By: Staff Writer
April 23, 2024
The Economic Commission for Latin America and the Caribbean (ECLAC), in a new report, said that Latin America and the Caribbean is experiencing “very slow growth,” underpinned by various international crises.
The report, “The Challenge of Accelerating the 2030 Agenda in Latin America and the Caribbean,” detailed that due to the various crises that have beset the region over the past several years including the slow economic and trade growth, climate change, forced migrations, geopolitical conflicts and the recent humanitarian crises caused by the ongoing wars in Europe and the Middle East, has made the regional landscape more problematic.
ECLAC added: “The regional picture is no less problematic. As a result of the global circumstances and the region’s own structural constraints, Latin America and the Caribbean is experiencing very slow growth and a high prevalence of substandard employment, leading to a deterioration in levels of social well-being and material progress. Short-term challenges in the region are compounding this situation, which is delaying progress towards the SDGs there.

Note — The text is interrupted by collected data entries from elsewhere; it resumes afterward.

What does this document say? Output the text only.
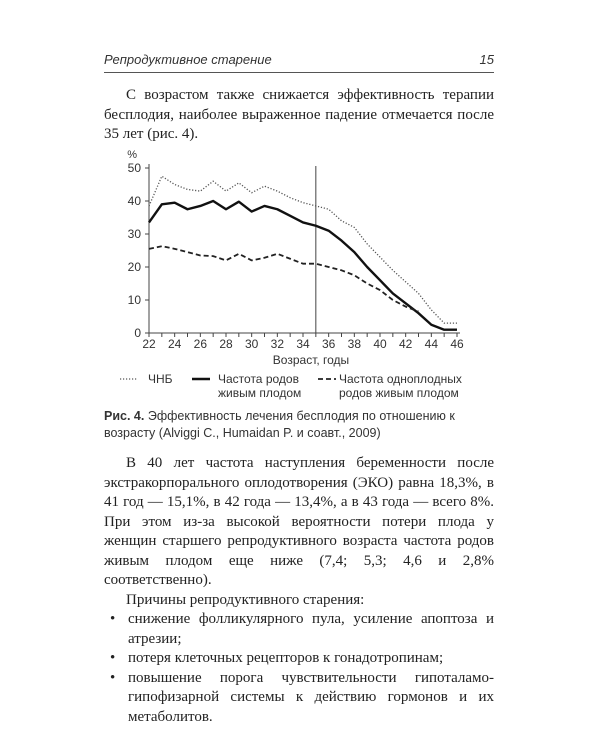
Репродуктивное старение	15
С возрастом также снижается эффективность терапии бесплодия, наиболее выраженное падение отмечается после 35 лет (рис. 4).
%
0
10
20
30
40
50
22 24 26 28 30 32 34 36 38 40 42 44 46
Возраст, годы
ЧНБ	Частота родов
живым плодом
Частота одноплодных
родов живым плодом
Рис. 4. Эффективность лечения бесплодия по отношению к возрасту (Alviggi C., Humaidan P. и соавт., 2009)
В 40 лет частота наступления беременности после экстракорпорального оплодотворения (ЭКО) равна 18,3%, в 41 год — 15,1%, в 42 года — 13,4%, а в 43 года — всего 8%. При этом из-за высокой вероятности потери плода у женщин старшего репродуктивного возраста частота родов живым плодом еще ниже (7,4; 5,3; 4,6 и 2,8% соответственно).
Причины репродуктивного старения:
• снижение фолликулярного пула, усиление апоптоза и атрезии;
• потеря клеточных рецепторов к гонадотропинам;
• повышение порога чувствительности гипоталамо-гипофизарной системы к действию гормонов и их метаболитов.
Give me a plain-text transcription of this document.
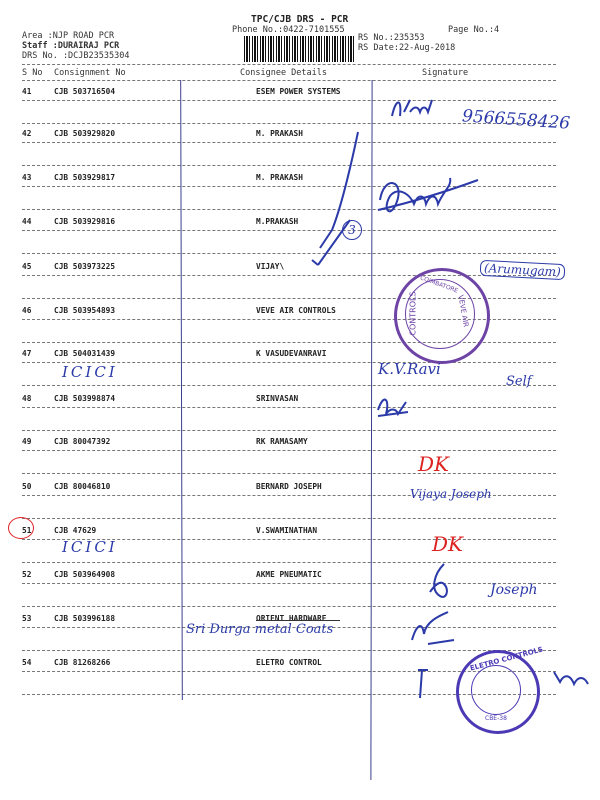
TPC/CJB DRS - PCR
Phone No.:0422-7101555	Page No.:4
Area :NJP ROAD PCR
Staff :DURAIRAJ PCR
DRS No. :DCJB23535304
RS No.:235353
RS Date:22-Aug-2018
S No Consignment No	Consignee Details	Signature
41	CJB 503716504	ESEM POWER SYSTEMS
42	CJB 503929820	M. PRAKASH
43	CJB 503929817	M. PRAKASH
44	CJB 503929816	M.PRAKASH
45	CJB 503973225	VIJAY\
46	CJB 503954893	VEVE AIR CONTROLS
47	CJB 504031439	K VASUDEVANRAVI
48	CJB 503998874	SRINVASAN
49	CJB 80047392	RK RAMASAMY
50	CJB 80046810	BERNARD JOSEPH
51	CJB 47629	V.SWAMINATHAN
52	CJB 503964908	AKME PNEUMATIC
53	CJB 503996188	ORIENT HARDWARE
54	CJB 81268266	ELETRO CONTROL
9566558426
3
(Arumugam)
CONTROLS	VEVE AIR
COIMBATORE
ICICI	K.V.Ravi
Self
DK
Vijaya Joseph
ICICI	DK
Joseph
Sri Durga metal Coats
ELETRO CONTROLS
CBE-38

“Given this difficult regional and global situation, the design and implementation of innovative policies with a long-term strategic vision need to be pursued more vigorously if there is to be progress towards the SDGs in Latin America and the Caribbean. This means having access to information that enables the challenges facing the region to be more clearly identified and measured with a view to making evidence-based decisions and designing desirable future scenarios and the pathways towards them.”
It also said: “Latin America and the Caribbean has remained on a path of low growth with respect to the historical average. Compared with 2022, growth in 2023 was lower in all subregions, with the sharpest downturn in South America. Although sovereign debt levels have come down, they remain high; this substantial debt, added to the increased cost of external and internal debt financing, has continued to squeeze fiscal space.
“On the monetary policy front, inflation has continued to subside, but countries are maintaining their contractionary stance, wary of the effects that interest rate cuts could have on capital flows and exchange rates, since, as mentioned, developed countries’ interest rates remain high. Investment and job creation capacity is also slowing in all sectors, while high levels of labour informality persist along with wide gender gaps, in particular in labour participation and unemployment rates.”
It also said: “Latin American and Caribbean countries are facing challenges stemming from both the global economic situation and regional trends. The globalization that the world has known since the 1990s has changed and will continue to do so. The multilateral system based on clear and predictable rules, with highly fragmented global production chains predicated on a quest for efficiency, is currently losing ground to another system, in which political rather than economic concerns are prioritized in decision-making. While, in the past, interdependency was celebrated and multilateral organizations were entrusted with settling disputes between sovereign States, the current system is less focused on rules and more on strategy and power.
“The deceleration of global growth has been influenced by the transformation of global production chains, the conflict between the Russian Federation and Ukraine, and intensified productive and technological competition among major global powers, factors which have heightened volatility on international financial and commodity markets. This has fueled global inflationary pressure worldwide and prompted central banks to collectively speed up monetary policy tightening in an attempt to anchor inflation expectations, substantially diminishing capital flows to emerging markets.”